Heitman Analytics
- Type: Corporation
- Industry: Mortgage rate research
- Founded: 1985
- Founder: Sharon Heitman
- Headquarters: Eugene, Oregon, United States
- Number of employees: 6
- Divisions: Professional
- Website: www.heitmananalytics.com

= Heitman Analytics =

Heitman Analytics is a mortgage loan data reporting and consulting firm based in Eugene, Oregon, USA. The company provides North American brokers, correspondent, wholesale and retail lenders with analytic services and up-to-date mortgage pricing and volume data, including pricing reports, mortgage volume analytics, risk-based pricing information, volume reports, market movement/trend reports, HELOC and home equity loan reports, lender-based loan fee reports, mystery shopping surveys, and construction-to-permanent analysis. Heitman Analytics also offers its clients an interactive website to create custom reports and analysis from its pricing and volume data.
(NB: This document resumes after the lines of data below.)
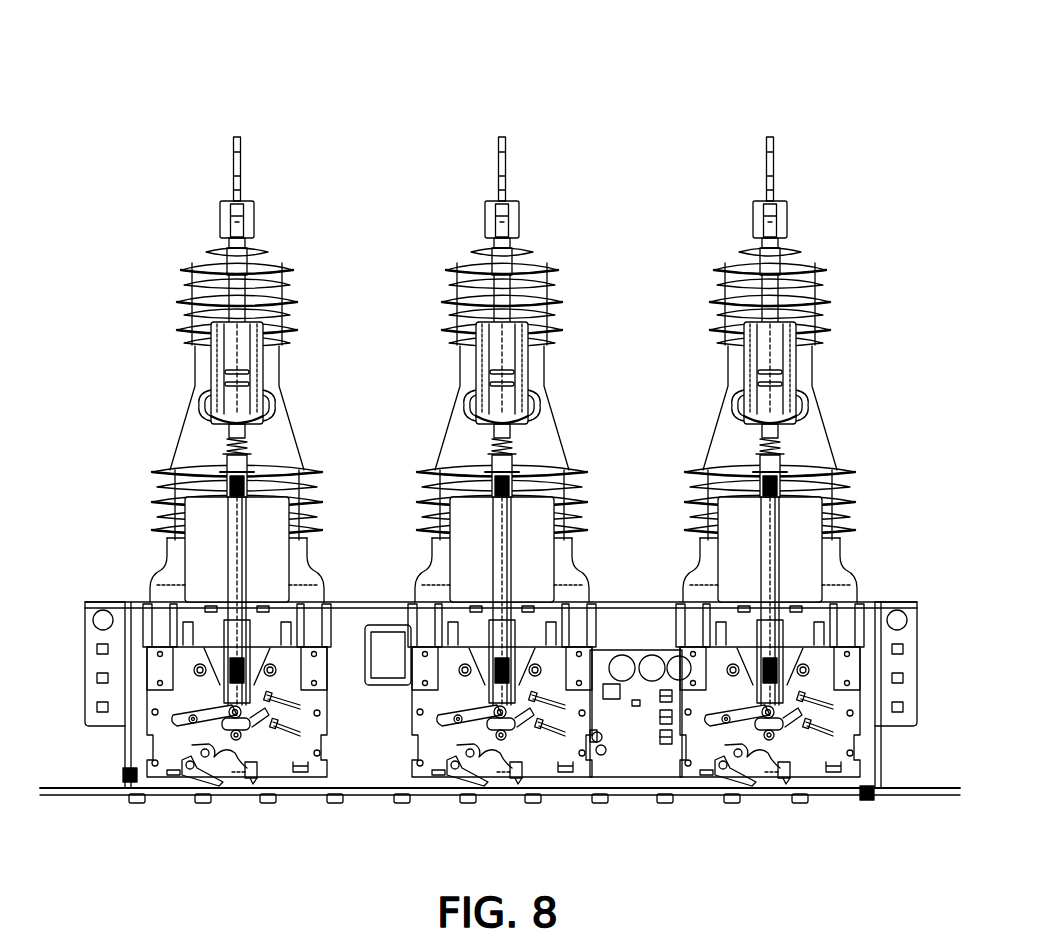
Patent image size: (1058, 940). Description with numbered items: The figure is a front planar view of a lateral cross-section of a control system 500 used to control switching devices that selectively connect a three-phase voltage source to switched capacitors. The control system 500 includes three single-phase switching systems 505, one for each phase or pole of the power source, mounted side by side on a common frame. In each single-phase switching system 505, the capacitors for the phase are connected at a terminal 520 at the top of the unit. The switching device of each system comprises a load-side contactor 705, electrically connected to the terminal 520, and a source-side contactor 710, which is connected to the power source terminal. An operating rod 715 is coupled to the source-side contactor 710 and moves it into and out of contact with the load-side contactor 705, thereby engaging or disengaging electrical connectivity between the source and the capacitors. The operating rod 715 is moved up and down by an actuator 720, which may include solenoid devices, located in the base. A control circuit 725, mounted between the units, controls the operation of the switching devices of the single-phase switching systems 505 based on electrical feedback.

The control system 500 is at (500, 437).
The single-phase switching system 505 is at (814, 498).
The terminal 520 is at (773, 160).
The load-side contactor 705 is at (768, 350).
The source-side contactor 710 is at (768, 405).
The operating rod 715 is at (762, 566).
The actuator 720 is at (805, 745).
The control circuit 725 is at (638, 742).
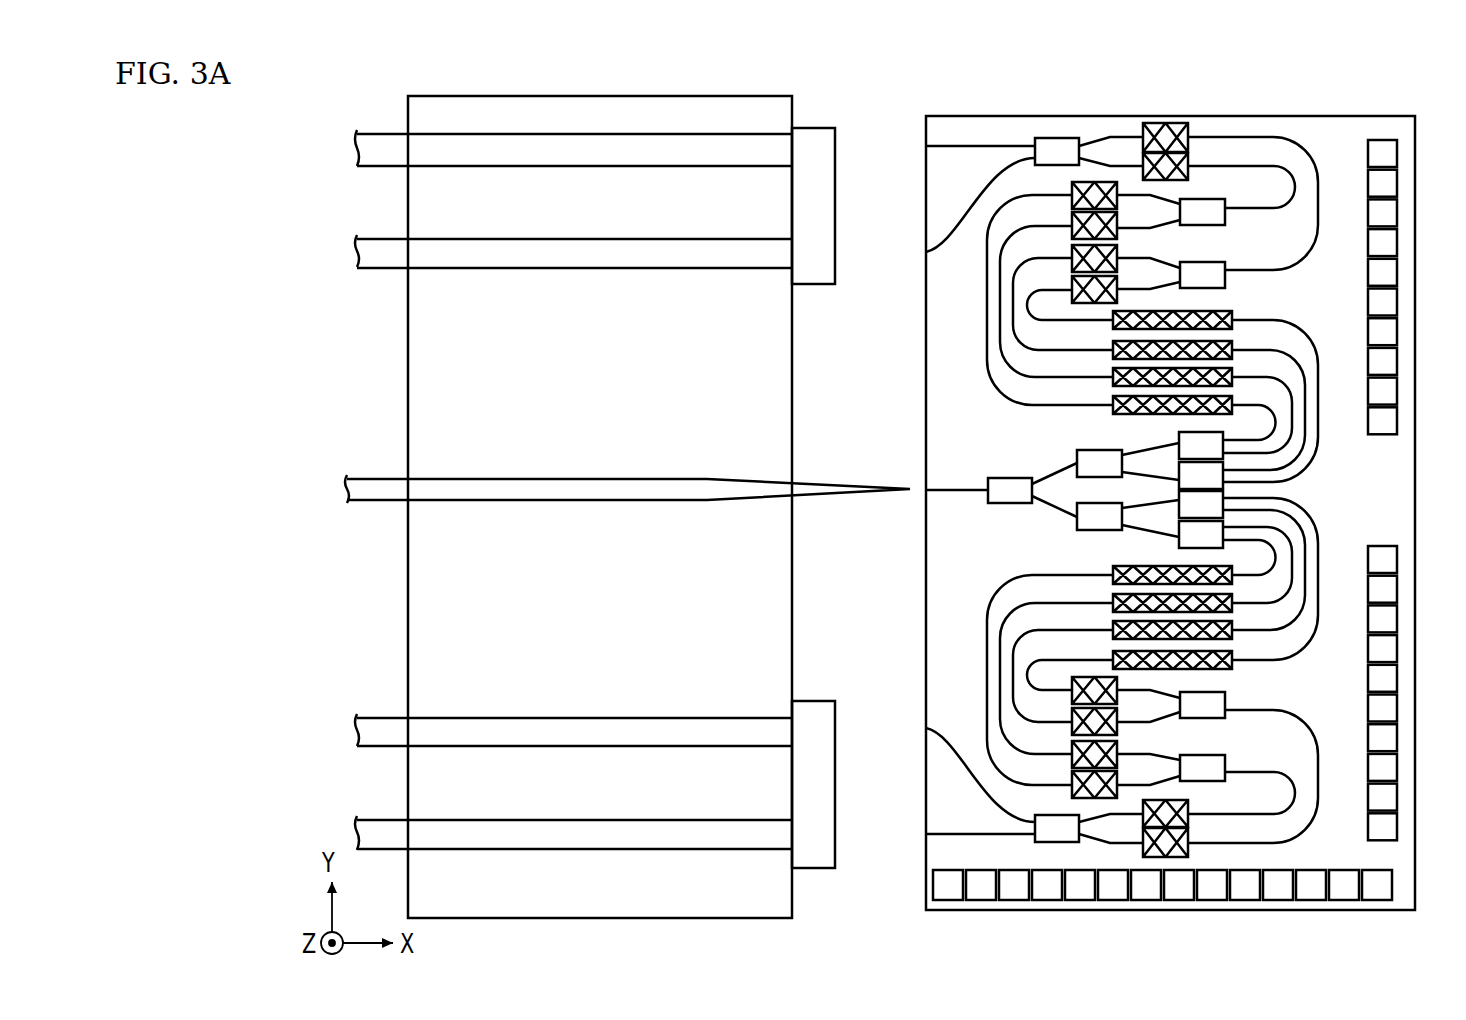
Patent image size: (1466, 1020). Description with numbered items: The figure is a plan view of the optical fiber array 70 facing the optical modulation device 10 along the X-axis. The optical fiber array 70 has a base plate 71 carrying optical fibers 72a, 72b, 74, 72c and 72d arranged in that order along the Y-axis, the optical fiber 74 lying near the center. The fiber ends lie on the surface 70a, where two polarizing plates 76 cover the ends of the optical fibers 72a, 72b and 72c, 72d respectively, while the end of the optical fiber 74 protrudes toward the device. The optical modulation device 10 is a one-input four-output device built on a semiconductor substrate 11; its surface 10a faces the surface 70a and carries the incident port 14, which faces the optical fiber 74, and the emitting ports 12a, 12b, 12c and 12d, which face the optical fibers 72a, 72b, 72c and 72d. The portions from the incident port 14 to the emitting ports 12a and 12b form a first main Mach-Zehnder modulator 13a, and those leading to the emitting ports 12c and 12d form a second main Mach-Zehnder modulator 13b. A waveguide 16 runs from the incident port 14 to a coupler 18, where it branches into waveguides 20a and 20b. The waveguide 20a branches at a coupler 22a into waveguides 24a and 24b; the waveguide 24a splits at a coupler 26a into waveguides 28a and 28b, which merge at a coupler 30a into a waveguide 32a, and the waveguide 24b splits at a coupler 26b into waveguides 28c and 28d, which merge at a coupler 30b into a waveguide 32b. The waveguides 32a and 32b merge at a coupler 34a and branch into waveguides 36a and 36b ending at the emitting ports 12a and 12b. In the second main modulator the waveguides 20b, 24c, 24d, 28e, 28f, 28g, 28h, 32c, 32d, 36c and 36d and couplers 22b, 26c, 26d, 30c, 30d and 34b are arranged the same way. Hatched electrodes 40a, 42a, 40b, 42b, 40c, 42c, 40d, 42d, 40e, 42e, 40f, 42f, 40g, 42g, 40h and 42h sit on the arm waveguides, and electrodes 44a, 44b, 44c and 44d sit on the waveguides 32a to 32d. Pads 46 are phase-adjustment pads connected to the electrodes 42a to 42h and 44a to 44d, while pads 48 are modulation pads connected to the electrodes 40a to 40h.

The optical modulation device 10 is at (1154, 508).
The surface 10a is at (926, 895).
The substrate 11 is at (940, 116).
The emitting port 12a is at (925, 143).
The emitting port 12b is at (926, 252).
The emitting port 12c is at (926, 728).
The emitting port 12d is at (926, 836).
The Mach-Zehnder modulator 13a is at (986, 394).
The Mach-Zehnder modulator 13b is at (988, 582).
The incident port 14 is at (926, 488).
The waveguide 16 is at (962, 490).
The coupler 18 is at (996, 503).
The waveguide 20a is at (1050, 472).
The waveguide 20b is at (1052, 508).
The coupler 22a is at (1078, 452).
The coupler 22b is at (1088, 530).
The waveguide 24a is at (1114, 440).
The waveguide 24b is at (1160, 472).
The waveguide 24c is at (1158, 533).
The waveguide 24d is at (1154, 503).
The coupler 26a is at (1250, 453).
The coupler 26b is at (1250, 482).
The coupler 26c is at (1250, 527).
The coupler 26d is at (1250, 498).
The waveguide 28a is at (987, 372).
The waveguide 28b is at (1000, 338).
The waveguide 28c is at (1013, 310).
The waveguide 28d is at (1027, 298).
The waveguide 28e is at (987, 606).
The waveguide 28f is at (1000, 642).
The waveguide 28g is at (1013, 670).
The waveguide 28h is at (1027, 684).
The coupler 30a is at (1225, 206).
The coupler 30b is at (1225, 270).
The coupler 30c is at (1225, 774).
The coupler 30d is at (1225, 712).
The waveguide 32a is at (1240, 166).
The waveguide 32b is at (1285, 137).
The waveguide 32c is at (1262, 814).
The waveguide 32d is at (1304, 832).
The coupler 34a is at (1045, 138).
The coupler 34b is at (1048, 843).
The waveguide 36a is at (980, 146).
The waveguide 36b is at (978, 210).
The waveguide 36c is at (978, 770).
The waveguide 36d is at (980, 876).
The electrode 40a is at (1236, 402).
The electrode 40b is at (1236, 376).
The electrode 40c is at (1240, 350).
The electrode 40d is at (1214, 311).
The electrode 40e is at (1236, 576).
The electrode 40f is at (1236, 604).
The electrode 40g is at (1240, 630).
The electrode 40h is at (1214, 669).
The electrode 42a is at (1072, 190).
The electrode 42b is at (1072, 224).
The electrode 42c is at (1114, 258).
The electrode 42d is at (1072, 282).
The electrode 42e is at (1072, 786).
The electrode 42f is at (1072, 756).
The electrode 42g is at (1114, 724).
The electrode 42h is at (1072, 700).
The electrode 44a is at (1186, 158).
The electrode 44b is at (1160, 123).
The electrode 44c is at (1182, 822).
The electrode 44d is at (1178, 857).
The pads 46 is at (1378, 893).
The pads 48 is at (1382, 146).
The optical fiber array 70 is at (627, 497).
The surface 70a is at (794, 900).
The base plate 71 is at (624, 100).
The optical fiber 72a is at (378, 145).
The optical fiber 72b is at (370, 245).
The optical fiber 72c is at (370, 725).
The optical fiber 72d is at (370, 825).
The optical fiber 74 is at (374, 484).
The polarizing plates 76 is at (812, 140).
Heitman Analytics receives daily interest rate data from a variety of mortgage lenders, which it uses to produce rate estimates based on what banks across North America are charging borrowers. The company then provides a nationwide survey of rates to banks, brokers and consumer-facing companies like TrueCredit, which provides potential borrowers with estimates of interest rates for which they might qualify.

==History==
The Heitman Group, Inc. (HGI) was founded in 1985 by Sharon Heitman in Stockton, California. Heitman has been a guest speaker and industry panelist at Mortgage Bankers Association annual meetings. The company changed its name to Heitman Analytics in 2010.